MP Charles Chong recovering from liver transplant; son donated part of his liver

Punggol East MP Charles Chong underwent a liver transplant at the National University Hospital on Dec 1, 2016.
Punggol East MP Charles Chong underwent a liver transplant at the National University Hospital on Dec 1, 2016.PHOTO: ST FILE

SINGAPORE - Punggol East MP and Deputy Speaker Charles Chong went for a liver transplant earlier this month, with his younger son, Glenn, the donor.

The People's Action Party announced earlier this month that the veteran MP, who defeated former incumbent Lee Li Lian of the Workers' Party at last year's general election, was taking eight weeks of medical leave following a "planned medical procedure".

In an e-mail interview with The Straits Times on Tuesday (Dec 20), Mr Chong, 63, said he was diagnosed with non-alcoholic steatohepatitis three years ago following a routine medical check-up.

He said the condition - liver inflammation caused by a build-up of fat - is "not something which has had any impact on my work or personal life". But he added that it could lead to liver cirrhosis, where the liver is permanently damaged and no longer able to work properly.

His doctors gave him the green light to continue with his political and grassroots duties as he was still in good physical condition, he said.

While monitoring his condition, they found several small lesions on his liver. While there was no immediate need for surgery as his liver was still functioning well, doctors advised him in October this year that a liver transplant was best for the long-haul.

"We decided to do it now while I was still in overall good health, rather than wait until things got worse," he said.

Mr Chong said both his sons volunteered to be donors, but his younger son Glenn, a 30-year-old regional programme manager at think-tank Konrad-Adenauer-Stiftung, was a better match.

The surgery took place on Dec 1 at the National University Hospital.

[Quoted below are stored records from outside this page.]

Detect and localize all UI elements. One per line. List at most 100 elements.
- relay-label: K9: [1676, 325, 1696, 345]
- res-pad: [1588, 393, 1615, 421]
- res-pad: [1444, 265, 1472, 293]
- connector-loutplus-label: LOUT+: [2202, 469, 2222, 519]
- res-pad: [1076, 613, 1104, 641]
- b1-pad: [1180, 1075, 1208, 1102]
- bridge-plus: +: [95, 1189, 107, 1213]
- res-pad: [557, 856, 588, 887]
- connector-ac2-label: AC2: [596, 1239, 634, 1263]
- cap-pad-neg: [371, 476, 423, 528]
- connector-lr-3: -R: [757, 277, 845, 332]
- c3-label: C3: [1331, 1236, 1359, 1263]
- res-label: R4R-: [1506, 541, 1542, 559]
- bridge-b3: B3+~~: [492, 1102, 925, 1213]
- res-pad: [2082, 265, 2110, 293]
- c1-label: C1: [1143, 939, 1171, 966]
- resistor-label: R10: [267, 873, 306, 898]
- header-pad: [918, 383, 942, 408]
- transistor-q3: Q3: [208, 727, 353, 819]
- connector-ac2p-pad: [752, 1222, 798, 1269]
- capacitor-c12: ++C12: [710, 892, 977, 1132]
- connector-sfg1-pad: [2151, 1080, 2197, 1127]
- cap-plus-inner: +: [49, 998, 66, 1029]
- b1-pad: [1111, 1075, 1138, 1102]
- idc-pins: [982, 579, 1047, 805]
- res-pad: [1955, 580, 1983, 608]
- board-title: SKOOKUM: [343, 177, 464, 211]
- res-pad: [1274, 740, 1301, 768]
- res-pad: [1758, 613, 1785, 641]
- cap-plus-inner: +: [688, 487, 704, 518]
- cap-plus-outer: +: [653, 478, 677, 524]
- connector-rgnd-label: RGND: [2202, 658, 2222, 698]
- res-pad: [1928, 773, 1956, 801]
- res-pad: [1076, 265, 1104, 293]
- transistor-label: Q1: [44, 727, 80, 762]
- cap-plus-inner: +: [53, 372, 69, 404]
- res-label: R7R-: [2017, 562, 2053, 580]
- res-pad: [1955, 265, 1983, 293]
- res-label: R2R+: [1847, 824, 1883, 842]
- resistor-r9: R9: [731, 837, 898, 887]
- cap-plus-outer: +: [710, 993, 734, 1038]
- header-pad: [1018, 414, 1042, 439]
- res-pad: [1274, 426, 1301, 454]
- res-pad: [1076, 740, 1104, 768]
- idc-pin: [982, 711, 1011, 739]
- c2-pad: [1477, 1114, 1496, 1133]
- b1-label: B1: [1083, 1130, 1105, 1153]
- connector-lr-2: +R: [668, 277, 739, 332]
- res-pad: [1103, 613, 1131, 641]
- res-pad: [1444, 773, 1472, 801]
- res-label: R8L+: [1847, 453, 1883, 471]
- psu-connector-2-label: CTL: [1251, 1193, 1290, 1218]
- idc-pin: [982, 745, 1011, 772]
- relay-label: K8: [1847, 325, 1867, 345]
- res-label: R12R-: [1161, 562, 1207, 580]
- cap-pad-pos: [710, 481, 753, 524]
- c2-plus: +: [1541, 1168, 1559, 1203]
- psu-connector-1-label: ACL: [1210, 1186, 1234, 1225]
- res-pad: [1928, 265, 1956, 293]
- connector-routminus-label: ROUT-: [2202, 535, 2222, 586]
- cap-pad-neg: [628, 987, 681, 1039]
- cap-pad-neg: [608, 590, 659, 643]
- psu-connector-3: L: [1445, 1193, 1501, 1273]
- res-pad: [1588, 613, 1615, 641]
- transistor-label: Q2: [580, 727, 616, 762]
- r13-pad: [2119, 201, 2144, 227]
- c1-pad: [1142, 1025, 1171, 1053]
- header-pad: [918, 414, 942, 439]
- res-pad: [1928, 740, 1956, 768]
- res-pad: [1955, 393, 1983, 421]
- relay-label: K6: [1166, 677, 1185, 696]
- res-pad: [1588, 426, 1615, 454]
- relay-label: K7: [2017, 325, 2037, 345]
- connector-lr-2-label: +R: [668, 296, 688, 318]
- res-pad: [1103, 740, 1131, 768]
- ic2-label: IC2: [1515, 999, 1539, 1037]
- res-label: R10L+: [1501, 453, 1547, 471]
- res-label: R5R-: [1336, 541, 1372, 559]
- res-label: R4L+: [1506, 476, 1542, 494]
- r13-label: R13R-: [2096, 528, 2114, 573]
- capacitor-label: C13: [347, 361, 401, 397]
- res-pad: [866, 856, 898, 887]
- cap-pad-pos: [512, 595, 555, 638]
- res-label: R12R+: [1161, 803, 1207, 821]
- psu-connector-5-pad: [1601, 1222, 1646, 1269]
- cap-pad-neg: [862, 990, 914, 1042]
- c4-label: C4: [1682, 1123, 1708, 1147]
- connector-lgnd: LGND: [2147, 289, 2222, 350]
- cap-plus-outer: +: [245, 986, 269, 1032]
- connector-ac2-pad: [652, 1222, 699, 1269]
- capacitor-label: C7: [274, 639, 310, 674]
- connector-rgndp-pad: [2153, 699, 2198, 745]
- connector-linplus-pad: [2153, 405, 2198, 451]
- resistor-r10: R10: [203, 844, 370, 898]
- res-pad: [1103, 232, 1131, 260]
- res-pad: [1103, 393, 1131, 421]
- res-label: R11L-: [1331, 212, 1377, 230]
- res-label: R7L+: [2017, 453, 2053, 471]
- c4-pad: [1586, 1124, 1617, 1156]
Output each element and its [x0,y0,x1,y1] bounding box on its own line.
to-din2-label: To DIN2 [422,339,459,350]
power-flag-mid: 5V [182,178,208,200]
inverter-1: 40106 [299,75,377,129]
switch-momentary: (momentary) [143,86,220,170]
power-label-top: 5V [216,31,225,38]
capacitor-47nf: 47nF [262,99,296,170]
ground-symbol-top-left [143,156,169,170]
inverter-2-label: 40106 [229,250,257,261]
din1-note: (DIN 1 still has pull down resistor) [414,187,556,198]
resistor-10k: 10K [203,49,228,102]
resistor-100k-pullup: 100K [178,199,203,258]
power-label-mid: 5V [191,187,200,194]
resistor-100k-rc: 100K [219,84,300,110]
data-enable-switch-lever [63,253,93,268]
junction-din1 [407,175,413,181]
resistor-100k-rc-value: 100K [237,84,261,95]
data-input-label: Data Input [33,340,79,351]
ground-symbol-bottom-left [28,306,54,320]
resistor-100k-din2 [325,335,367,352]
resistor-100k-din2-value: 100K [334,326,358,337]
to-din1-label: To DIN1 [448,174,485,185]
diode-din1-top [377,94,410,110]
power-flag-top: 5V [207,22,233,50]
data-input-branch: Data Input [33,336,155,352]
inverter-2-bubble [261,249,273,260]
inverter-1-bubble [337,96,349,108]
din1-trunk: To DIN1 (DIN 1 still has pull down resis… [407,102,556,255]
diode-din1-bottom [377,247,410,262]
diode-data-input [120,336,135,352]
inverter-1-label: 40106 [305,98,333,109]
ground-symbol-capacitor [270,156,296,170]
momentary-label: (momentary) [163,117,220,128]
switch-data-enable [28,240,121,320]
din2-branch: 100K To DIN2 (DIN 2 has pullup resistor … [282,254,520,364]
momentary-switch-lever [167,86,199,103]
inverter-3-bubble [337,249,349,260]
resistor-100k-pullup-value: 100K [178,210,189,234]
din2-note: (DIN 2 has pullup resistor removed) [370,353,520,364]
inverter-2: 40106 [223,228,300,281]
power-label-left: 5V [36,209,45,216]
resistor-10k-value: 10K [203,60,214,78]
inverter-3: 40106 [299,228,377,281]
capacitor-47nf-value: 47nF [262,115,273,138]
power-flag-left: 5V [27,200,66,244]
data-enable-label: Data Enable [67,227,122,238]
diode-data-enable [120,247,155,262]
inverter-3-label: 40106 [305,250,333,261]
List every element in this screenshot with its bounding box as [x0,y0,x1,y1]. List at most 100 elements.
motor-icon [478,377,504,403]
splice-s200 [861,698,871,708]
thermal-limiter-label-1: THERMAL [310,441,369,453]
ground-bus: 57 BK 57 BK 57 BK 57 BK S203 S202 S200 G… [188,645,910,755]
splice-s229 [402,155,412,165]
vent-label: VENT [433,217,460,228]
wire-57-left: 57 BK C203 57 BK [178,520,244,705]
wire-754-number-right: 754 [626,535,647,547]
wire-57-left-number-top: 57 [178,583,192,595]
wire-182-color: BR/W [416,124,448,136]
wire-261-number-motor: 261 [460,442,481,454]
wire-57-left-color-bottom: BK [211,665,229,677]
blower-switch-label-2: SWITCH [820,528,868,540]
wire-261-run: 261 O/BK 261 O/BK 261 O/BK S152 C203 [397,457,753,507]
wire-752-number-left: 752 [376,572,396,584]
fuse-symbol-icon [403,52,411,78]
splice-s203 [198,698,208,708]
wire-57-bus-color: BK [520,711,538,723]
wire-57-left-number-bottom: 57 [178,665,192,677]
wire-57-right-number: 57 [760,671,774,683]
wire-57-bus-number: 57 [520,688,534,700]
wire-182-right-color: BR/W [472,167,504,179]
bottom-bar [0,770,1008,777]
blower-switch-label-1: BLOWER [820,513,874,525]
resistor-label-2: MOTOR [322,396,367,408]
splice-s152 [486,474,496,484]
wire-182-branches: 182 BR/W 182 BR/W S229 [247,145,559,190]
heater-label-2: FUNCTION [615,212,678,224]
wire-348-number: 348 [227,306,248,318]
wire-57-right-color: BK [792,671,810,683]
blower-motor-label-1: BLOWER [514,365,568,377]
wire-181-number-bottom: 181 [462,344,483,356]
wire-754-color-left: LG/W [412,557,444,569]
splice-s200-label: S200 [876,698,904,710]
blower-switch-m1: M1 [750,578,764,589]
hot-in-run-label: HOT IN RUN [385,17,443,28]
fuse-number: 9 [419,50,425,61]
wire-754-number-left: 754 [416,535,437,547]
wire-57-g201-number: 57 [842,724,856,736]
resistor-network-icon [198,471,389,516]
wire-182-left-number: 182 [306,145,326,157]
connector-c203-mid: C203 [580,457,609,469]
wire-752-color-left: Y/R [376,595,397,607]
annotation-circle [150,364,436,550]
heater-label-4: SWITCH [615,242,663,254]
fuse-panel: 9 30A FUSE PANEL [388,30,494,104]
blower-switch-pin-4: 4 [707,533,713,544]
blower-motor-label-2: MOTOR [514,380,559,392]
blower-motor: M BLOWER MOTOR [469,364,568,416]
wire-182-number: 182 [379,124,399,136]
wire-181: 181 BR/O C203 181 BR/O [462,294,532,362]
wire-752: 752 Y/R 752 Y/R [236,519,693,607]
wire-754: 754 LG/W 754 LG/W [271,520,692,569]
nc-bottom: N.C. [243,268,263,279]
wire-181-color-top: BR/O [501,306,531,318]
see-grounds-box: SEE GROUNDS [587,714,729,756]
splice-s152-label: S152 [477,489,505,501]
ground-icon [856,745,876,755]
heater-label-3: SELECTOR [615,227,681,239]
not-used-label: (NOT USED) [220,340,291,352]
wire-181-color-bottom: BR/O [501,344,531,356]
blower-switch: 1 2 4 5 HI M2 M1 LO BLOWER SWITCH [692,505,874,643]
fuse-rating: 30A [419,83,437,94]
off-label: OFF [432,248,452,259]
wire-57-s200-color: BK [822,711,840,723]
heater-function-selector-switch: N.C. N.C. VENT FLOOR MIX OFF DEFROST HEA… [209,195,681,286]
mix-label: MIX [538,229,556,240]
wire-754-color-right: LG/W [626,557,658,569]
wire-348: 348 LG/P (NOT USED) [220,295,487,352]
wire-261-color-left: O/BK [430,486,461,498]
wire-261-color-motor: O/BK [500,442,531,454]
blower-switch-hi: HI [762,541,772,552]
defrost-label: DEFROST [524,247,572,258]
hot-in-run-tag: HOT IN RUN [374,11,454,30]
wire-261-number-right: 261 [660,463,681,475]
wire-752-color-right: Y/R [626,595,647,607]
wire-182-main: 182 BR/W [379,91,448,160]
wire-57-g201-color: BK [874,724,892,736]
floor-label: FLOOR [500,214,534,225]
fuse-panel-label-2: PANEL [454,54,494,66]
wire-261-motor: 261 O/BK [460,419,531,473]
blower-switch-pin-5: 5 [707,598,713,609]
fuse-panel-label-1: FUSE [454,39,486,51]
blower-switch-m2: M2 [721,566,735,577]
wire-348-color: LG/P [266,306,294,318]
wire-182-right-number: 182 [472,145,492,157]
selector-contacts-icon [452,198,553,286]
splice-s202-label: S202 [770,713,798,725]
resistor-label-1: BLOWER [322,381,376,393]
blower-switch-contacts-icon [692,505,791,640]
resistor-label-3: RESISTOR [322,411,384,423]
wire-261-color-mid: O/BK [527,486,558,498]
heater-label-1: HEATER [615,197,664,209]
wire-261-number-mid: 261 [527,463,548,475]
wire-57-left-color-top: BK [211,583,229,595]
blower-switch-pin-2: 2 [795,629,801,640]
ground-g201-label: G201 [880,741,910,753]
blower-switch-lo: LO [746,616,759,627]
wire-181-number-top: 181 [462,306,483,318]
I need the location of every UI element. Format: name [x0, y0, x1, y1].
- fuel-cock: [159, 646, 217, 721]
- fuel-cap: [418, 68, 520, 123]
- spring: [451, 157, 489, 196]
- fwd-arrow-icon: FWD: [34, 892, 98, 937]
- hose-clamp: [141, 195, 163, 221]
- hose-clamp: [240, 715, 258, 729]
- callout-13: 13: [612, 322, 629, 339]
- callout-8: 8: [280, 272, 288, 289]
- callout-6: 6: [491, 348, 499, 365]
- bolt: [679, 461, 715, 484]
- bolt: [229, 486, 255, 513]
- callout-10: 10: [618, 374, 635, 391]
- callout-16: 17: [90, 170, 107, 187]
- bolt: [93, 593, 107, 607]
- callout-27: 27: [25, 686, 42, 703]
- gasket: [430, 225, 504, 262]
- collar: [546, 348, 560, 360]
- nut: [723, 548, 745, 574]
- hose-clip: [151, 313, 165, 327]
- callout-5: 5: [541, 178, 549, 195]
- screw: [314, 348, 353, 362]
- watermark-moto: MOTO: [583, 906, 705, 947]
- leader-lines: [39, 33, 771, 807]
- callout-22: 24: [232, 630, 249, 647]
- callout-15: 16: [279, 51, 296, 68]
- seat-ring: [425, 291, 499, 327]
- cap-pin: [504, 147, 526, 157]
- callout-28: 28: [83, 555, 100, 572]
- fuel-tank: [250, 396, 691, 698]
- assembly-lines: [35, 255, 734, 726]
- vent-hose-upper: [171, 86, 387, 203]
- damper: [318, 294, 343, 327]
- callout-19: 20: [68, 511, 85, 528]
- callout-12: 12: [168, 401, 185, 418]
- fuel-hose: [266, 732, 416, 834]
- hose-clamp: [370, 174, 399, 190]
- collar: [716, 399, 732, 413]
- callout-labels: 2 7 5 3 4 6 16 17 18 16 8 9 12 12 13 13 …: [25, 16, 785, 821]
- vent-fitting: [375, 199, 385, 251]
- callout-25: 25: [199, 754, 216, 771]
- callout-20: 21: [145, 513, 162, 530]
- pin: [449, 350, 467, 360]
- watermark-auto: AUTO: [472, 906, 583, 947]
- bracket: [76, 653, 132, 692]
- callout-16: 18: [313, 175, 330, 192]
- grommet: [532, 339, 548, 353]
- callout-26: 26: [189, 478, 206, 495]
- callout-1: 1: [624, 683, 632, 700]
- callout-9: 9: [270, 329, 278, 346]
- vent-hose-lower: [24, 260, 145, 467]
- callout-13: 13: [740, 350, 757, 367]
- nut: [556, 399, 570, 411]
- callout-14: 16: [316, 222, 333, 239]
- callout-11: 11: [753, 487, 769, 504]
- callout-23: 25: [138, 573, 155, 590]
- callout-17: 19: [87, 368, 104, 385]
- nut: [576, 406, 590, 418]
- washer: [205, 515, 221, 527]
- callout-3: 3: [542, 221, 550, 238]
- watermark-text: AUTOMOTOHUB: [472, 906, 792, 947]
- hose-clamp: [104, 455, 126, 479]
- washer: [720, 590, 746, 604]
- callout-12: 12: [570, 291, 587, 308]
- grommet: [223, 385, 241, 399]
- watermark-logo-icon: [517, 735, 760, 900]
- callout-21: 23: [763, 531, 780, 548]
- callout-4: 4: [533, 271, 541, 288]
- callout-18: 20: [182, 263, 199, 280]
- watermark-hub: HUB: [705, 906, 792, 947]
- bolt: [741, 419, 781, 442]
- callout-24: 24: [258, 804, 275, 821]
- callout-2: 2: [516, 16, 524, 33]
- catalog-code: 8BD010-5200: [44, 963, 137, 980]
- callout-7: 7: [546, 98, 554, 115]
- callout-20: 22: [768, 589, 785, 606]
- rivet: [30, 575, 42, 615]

Both father and son were discharged two weeks later, on Dec 14.

For now, Mr Chong has been told to get plenty of rest, and is on immunosuppressants so that his body does not reject the new liver.

This has led to his body having a lower immunity than he was used to, but he is taking the opportunity to eat more healthily - "so less oil, less salt in my diet," he said.

He will also have to spend the festive period doing follow-up blood and liver function tests, which he said he does not mind "as that takes the monotony out of being at home all the time."

While he is "itching to get back to Punggol East", he can only do so after doctors give him the all-clear.


"If things go well, my doctors may clear me for limited public engagements after (the eight weeks of medical leave is over), but it is right now still too early to say," he said.

But he added that the Pasir Ris-Punggol GRC MPs, particularly Deputy Prime Minister Teo Chee Hean, have stepped up to help look after his single-member constituency in the meantime.

In a Facebook post on Tuesday night, he also thanked all his well-wishers. "My family and I are very touched by the concern and words of encouragement I have received since I had my surgery," he wrote.

Pasir Ris-Punggol GRC MP Teo Ser Luck said he had been exchanging WhatsApp messages with Mr Chong, whose text messages displayed his "trademark good humour".

"Charles is like that - he will handle any difficult situation well," Mr Teo said.

Asked about his current condition, Mr Chong said he feels "pretty good, maybe a little less energy than before but the initial pain from the surgery is pretty much gone now".

He quipped: "I hope to provide Ser Luck and the rest of my colleagues in Pasir Ris-Punggol with many more entertaining text messages."